TRIBUNA

José María Méndez: “Reversing the Deterioration of Solvency Caused by the Crisis”

José María Méndez: “Reversing the Deterioration of Solvency Caused by the Crisis”

The health crisis has had a significant impact on the economic and financial situation of Spanish companies, although its effect has been mitigated by the measures adopted, among which the monetary stimuli from the ECB and the public guarantee programs from ICO stand out.

Despite the recent improvement in economic activity, the sharp drop in income and increased indebtedness have heightened the financial vulnerability of the business sector, particularly affecting smaller companies and the sectors most severely impacted by mobility restrictions during the pandemic. According to data from the Bank of Spain, although activity and employment have recovered significantly, the gross added value of all companies in the Balance Central of the Bank of Spain was still as of September 2021 approximately 13.8% below the levels of the same period in 2019.

In the short term, it remains a priority to focus public aid on reversing the deterioration of solvency caused by the crisis and to concentrate support on those viable companies that exhibit greater vulnerability.

However, in the medium and long term, measures must be aimed at improving the productivity of our productive fabric. There are various reasons that explain the lower productivity of Spanish companies over the last decade, but undoubtedly, one differential factor that underlies the lower potential growth of our economy compared to the eurozone average is the reduced investment effort in R&D&I, along with its lower endowment of capital or infrastructure. Thus, using data from the Bank of Spain, our country ranks below the European average in variables such as the stock of technological capital in relation to GDP (66.1% lower) and productive capital per employee (29.9% lower).

If anything positive can be drawn from the health crisis, it is that it has accelerated the digitalization of the economy, which, supported by the contributions of the NextGen EU program, represents a great opportunity to transform the Spanish productive fabric and boost its internationalization (particularly for SMEs) based on new digital channels.

This program faces, however, a crucial challenge, which is the need to efficiently allocate a large amount of resources (70 billion euros in transfers, which can be supplemented by additional funds if the financing tranche is utilized) within a limited timeframe. Therefore, it is essential to design a process for selecting and allocating projects that can channel European funds toward companies and projects with the greatest pulling capacity.

In this effort, the role of banking is fundamental, due to its high degree of capillarity, supported by a network of over 23,000 offices (half of the CECA Sector), its expert and close knowledge of both large companies and SMEs across different sectors of activity, and an advanced digital infrastructure at the service of clients.

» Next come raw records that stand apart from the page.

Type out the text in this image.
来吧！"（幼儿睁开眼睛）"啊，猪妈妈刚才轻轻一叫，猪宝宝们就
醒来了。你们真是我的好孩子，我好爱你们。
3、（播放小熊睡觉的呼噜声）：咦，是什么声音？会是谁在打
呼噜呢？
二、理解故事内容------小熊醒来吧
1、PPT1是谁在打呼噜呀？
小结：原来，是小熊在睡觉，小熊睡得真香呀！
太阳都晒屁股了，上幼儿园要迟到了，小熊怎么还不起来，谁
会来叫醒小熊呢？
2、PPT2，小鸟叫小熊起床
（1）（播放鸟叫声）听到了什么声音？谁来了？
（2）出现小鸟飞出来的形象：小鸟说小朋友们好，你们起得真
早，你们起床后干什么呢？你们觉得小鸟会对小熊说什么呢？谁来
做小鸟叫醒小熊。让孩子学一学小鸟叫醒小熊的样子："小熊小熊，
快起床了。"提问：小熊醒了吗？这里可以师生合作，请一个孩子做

Financially, its capacity to anticipate funds and provide additional financing to complement aid, generating a multiplier effect that maximizes the plan’s impact on the national economy, stands out. The recent collaboration with ICO for channeling guarantee lines (which by the end of 2021 exceeded 135 billion euros in financing provided by banks) is a clear example in this regard.

The collaboration between the public sector and the private sector is undoubtedly one of the keys to ensuring the success of the national plan. We must not forget that public administrations face the coordination challenges posed by the decentralization inherent in the autonomous state. In this sense, banking networks can contribute to ensuring a homogeneous treatment throughout the territory, favoring equal opportunities for those affected by the crisis, regardless of their geographical location.